Bu yazının yazıldığı şu ana kadar, Nyon’da yapılan savunmaların sonucu henüz çıkmadı. Karar ne oldu bilmiyoruz. Ama sonucu belli bir durum var ki; Türk futbolu adına gerçekten önemli bir kazanım...
O da şu:
Beşiktaş’ın kongresi nedeniyle, Fikret Orman ve Serdal Adalı başkanlık için birbirine rakipti. Birbirine karşı oy üstünlüğü kurmak için var güçleriyle mücadele eden iki aday, seçim sonrasında kader birliği yaptı. UEFA ikisini ortak çağırdığı için, zaten birlikte olmaya mecburdular. Ama Orman ve Adalı; genel kurulun hemen sonrasında oluşan bu kader anı için, seçimden arta kalan bütün olumsuz kalıntıları çöp kutusuna attı. Tam aksine kenetlendiler. Sergiledikleri ortak tavır; yalnız Türkiye için değil, dünya aleme örnek oldu. Tebrikler ve hatta teşekkürler.
***
Adalı, başkanlık gibi önemli bir pozisyonu kaybederken; İsviçre’de rakibine ne denli dostane davranırken, Galatasaray’ın eski yönetimindeki bazı üyeler, genel kurula bile katılmadı. Oy kullanmadılar. Protesto içerecek şekilde tatile kaçtılar.
Galatasaray camiası, diğer kulüp camialarına göre kendisini daha özellikli ve nitelikli bir konumda görür. Hatta ayrıcalıklı sanır. Ama iki kulübün neredeyse aynı andaki genel kurulları, durumun sanıldığı gibi olmadığını gösterdi. Protestocu Ali Dürüst-Abdürrahim Albayrak ikilisi; Fikret Orman-Serdal Adalı ikilisi karşısında sınıfta kaldı. Kişisel menfaatler söz konusu olduğunda, kulüp menfaatlerini kulak arkası ettikleri net bir şekilde anlaşıldı.

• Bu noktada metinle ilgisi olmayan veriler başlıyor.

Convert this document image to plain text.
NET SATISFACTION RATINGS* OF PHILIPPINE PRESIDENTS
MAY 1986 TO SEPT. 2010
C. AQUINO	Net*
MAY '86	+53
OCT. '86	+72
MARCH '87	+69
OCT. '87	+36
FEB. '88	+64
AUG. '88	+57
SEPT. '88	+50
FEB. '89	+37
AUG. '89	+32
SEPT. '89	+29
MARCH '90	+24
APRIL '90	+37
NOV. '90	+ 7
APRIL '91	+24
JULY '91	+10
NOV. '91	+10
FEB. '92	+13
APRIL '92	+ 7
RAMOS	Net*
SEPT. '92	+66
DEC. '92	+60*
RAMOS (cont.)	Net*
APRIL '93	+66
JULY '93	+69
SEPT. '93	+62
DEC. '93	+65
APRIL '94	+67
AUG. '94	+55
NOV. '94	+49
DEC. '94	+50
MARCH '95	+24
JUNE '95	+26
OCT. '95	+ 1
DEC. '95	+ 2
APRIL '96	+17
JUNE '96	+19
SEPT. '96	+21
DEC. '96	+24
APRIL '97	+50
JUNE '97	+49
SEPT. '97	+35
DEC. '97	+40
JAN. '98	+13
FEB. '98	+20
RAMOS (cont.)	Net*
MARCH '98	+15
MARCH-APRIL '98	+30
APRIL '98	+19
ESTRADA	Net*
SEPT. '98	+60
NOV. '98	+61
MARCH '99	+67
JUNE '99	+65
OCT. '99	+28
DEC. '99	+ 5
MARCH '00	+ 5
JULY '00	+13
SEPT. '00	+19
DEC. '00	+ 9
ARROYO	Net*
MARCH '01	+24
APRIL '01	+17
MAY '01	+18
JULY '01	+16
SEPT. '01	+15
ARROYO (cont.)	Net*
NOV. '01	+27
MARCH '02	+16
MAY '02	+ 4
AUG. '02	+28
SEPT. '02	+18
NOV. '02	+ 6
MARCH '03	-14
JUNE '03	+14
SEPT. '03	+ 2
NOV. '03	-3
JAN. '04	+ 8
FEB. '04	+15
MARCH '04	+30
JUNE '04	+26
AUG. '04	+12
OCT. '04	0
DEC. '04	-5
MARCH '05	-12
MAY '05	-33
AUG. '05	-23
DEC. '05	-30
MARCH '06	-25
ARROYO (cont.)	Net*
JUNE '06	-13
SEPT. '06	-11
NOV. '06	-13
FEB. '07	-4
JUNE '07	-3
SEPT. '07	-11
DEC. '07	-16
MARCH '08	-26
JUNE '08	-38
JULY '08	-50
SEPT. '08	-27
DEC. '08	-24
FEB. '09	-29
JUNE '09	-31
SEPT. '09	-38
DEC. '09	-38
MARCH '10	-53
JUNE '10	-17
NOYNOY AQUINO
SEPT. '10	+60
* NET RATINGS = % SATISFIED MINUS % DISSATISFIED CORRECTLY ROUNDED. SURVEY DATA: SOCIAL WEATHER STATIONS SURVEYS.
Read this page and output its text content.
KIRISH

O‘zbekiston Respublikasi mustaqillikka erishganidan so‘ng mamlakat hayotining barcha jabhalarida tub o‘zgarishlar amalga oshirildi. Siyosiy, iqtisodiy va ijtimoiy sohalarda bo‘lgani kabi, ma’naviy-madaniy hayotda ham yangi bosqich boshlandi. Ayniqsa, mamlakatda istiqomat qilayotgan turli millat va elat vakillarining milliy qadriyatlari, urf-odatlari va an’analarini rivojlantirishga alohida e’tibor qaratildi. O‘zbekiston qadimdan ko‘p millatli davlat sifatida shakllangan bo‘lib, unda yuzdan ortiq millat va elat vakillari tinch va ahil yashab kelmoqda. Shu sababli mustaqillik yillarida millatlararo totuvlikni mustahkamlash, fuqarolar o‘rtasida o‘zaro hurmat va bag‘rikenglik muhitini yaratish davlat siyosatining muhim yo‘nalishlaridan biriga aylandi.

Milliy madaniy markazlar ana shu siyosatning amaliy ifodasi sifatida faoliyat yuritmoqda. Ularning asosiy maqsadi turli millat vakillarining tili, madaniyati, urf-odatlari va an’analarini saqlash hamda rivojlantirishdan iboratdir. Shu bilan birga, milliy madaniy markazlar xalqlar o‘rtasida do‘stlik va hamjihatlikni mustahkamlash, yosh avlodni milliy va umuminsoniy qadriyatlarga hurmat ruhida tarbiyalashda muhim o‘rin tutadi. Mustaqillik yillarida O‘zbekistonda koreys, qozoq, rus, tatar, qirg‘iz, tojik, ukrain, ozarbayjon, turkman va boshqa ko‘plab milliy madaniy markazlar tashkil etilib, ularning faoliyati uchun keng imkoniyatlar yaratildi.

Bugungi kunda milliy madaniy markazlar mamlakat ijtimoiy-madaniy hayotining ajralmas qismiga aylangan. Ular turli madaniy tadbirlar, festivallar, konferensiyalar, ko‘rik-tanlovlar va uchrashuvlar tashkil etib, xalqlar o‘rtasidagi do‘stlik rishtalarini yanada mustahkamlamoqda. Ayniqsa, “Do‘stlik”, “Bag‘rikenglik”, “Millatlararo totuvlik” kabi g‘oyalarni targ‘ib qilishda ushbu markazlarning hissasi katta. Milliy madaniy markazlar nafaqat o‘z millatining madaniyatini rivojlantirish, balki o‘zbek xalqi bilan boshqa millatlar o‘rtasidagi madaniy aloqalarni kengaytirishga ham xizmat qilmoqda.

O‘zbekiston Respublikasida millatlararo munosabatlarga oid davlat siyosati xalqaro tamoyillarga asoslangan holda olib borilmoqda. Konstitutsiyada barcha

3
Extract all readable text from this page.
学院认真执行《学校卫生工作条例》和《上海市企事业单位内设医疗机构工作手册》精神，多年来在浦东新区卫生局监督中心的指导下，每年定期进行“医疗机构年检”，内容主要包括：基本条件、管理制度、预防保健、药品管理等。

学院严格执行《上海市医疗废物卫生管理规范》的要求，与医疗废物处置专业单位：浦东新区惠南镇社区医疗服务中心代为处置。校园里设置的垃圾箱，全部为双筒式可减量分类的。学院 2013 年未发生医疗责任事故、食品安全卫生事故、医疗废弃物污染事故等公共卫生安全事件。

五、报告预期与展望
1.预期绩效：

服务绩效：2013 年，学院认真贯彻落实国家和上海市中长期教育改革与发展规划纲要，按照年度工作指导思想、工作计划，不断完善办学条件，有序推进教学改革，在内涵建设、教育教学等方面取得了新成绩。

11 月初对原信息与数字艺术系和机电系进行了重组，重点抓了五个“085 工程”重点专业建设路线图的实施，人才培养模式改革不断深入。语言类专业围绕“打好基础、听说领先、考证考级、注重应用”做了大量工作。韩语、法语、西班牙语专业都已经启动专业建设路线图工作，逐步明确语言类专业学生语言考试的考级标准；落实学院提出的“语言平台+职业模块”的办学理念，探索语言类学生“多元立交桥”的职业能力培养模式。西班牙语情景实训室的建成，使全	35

İşin tuhafı, genel kurulda oy kullanmayan ya da genel kurula hiç gelmeyen eski yönetim kurulu üyeleri, bu iki kişiyle sınırlı değildi. Eskilerin hiçbiri gelmedi. Başkanla küsler...
Özellikle bu açıdan bakıldığında; Fikret Orman ve Serdal Adalı’nın Beşiktaş’ın geleceği ve çıkarları için birbirlerine kenetlenmesi, daha da anlam kazanıyor. Türk futbolunun bu örnekten alacağı çok ders var.
Ama anlayana!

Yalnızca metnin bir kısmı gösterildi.